How are the SVs merged? #2

Closed jmonlong closed 5 years ago

jmonlong commented 5 years ago

This tool looks very useful. I was wondering how the SVs were merged once they are clustered. Or how the representative/unique SV was picked. I tried to read the code but I'm not very familiar with Perl.

It seems like the representative SV for a cluster is randomly selected from the largest subcluster of exactly matched variants. And if there are multiple such subclusters of the same maximal size, one is randomly selected?

That would make sense as it favors breakpoints that are supported by multiple calls. I just wanted some confirmation.

If that's the case, it could be worth adding this to the documentation. I couldn't find it in the recent GIAB preprint either and a few people might be interested.

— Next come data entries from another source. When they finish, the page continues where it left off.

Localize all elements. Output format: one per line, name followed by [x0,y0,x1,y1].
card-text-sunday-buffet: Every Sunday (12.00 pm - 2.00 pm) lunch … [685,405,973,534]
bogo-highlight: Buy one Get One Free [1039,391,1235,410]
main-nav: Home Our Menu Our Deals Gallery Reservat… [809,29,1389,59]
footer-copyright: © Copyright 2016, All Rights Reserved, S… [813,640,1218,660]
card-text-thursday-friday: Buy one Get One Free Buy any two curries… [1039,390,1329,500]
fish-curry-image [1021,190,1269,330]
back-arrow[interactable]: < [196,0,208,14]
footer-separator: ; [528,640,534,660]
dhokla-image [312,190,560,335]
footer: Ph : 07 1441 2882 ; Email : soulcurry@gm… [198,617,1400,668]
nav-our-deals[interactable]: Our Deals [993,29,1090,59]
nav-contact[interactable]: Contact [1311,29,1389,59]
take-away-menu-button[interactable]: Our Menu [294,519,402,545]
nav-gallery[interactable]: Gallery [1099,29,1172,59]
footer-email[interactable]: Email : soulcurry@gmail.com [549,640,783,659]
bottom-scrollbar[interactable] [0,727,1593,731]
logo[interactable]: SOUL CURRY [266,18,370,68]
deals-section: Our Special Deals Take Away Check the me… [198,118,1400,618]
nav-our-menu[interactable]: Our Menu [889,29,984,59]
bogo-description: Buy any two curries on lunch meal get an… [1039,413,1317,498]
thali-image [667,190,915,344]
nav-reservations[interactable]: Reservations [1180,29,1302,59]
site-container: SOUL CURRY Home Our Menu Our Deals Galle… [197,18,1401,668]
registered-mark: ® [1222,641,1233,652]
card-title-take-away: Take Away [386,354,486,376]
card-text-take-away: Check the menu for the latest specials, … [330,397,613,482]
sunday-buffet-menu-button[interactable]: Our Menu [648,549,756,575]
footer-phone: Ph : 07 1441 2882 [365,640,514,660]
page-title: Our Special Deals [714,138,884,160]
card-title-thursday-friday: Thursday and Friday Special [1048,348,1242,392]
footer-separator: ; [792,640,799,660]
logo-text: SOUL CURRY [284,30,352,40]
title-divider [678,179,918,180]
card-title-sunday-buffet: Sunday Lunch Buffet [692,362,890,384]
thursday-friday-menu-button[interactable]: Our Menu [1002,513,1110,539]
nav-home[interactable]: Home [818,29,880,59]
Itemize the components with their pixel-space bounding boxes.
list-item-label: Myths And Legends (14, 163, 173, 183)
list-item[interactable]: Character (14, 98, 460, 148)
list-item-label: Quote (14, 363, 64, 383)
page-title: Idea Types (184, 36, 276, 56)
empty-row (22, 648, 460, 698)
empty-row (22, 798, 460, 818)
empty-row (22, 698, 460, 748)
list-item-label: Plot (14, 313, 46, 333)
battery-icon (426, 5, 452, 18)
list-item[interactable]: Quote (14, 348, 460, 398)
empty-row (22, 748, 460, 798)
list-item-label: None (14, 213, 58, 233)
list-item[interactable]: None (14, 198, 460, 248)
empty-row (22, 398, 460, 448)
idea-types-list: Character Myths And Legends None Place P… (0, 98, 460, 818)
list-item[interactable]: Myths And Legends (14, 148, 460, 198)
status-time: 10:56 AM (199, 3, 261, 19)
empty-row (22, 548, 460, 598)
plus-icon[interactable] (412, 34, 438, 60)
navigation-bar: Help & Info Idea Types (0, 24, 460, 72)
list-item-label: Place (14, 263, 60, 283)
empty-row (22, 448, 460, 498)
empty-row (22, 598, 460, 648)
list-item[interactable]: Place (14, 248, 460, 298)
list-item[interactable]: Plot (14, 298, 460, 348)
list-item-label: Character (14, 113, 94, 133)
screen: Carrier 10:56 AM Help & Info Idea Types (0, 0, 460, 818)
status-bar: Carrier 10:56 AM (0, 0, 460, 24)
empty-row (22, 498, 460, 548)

eldariont commented 5 years ago

Hi Jean, it seems as if there was a clarification in 7f1bd0e0ce1a66d296139f384d2e3bc903defcda although I just discovered it today:

The program then reports clusters of variants, and prints a VCF file of "unique" variants, where the variant reported in the VCF record is a randomly-chosen representative from the largest cluster (or a randomly selected largest cluster, in the case of a tie among cluster sizes) of exactly matching variants.

It think that means you were right. Best David

nhansen commented 5 years ago

Thanks, David. You are correct. I have updated the documentation at https://svanalyzer.readthedocs.io/en/latest/svmerge.html to attempt to make this clearer.